Hot on the heels of the empowering, transforming and courage-stirring outpouring of the very Spirit of God, was another event that brings challenge, comfort and encouragement.
It is easy to look at the narrative of Acts 2 and wonder if this was an event that was tied to the people of Israel, despite the promise that it was “for you and for your children and for all who are far off, everyone whom the Lord our God calls to himself.” i, especially as everyone gathered and huddled together in the tightly packed Upper Room is of Jewish descent.
The extravagant, inclusive work of the Grace of God that takes a people who were not a people and makes them His own, that embraces slaves and makes them sons, welcomes servants and transforms them into friends also is at work in a mysterious way at Pentecost.

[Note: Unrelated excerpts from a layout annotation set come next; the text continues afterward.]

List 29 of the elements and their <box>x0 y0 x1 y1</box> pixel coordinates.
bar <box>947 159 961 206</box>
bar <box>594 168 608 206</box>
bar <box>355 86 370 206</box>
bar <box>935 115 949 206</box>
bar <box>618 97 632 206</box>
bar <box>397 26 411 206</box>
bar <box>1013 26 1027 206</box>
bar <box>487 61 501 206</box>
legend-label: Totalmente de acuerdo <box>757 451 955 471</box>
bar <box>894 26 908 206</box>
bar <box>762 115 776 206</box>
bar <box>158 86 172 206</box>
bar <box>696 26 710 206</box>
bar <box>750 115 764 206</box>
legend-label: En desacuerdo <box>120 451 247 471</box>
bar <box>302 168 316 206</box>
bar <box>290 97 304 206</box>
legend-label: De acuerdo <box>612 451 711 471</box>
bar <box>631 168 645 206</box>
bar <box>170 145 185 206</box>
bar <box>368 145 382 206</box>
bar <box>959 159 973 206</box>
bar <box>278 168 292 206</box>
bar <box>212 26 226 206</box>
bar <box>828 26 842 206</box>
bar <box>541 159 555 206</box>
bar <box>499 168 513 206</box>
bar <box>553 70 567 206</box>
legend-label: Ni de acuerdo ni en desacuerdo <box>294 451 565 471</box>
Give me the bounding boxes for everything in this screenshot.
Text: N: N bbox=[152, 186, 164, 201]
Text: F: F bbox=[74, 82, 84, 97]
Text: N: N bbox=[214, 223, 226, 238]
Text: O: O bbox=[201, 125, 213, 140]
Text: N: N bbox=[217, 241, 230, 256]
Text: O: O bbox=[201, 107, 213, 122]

Shortly after the amazing days of the emergence of the Church in Jerusalem, persecution is experienced – the church scatters and begins to grow and expand. The divine triplets of signs, wonders and miracles are seen and evidenced everywhere as common people in the church begin to tell the gospel to everyone who will listen. And it is here that our encouragement is sealed in promise and encouragement for our day, and in our cities.
The story progresses ambitiously; an Italian Centurion has a heart and passion for God, he knows all about God, loves Him, fears Him and obeys Him – but he doesn’t know Jesus. Then one day, whilst he is praying an angel appears to him in a vision ii. Cornelius looks on, terrified. He is told to seek out Simon Peter who equally, is having his own astonishing vision that would bring a massive paradigm shift to the Church, and listen to him.
It’s a long story, and worth reading – but the final outcome is that as Peter tells Cornelius all about the Lord Jesus Christ, God manifests His Presence yet again.
The Holy Spirit was poured out on Cornelius and all his family and friends, just as on the day of Pentecost. Later will Peter report this event to the brothers in Jerusalem, acknowledging that what happened to them, the exact same thing happened to the gentiles.
God had poured out His Spirit on both Jew and Gentile.
We’re not told if there was what appeared to be tongues of fire above Cornelius and his friends – but we do know, and Peter insists on it, that the very same work of the Spirit was in evidence at Cornelius’ home.
The work of the Spirit did not finish in the Upper Room in Jerusalem, when Peter said that it was also for us who are afar off, he had no idea until his encounter with Cornelius how inspired his words were.
And you don’t get any further ‘afar off’ than us in this troubled day.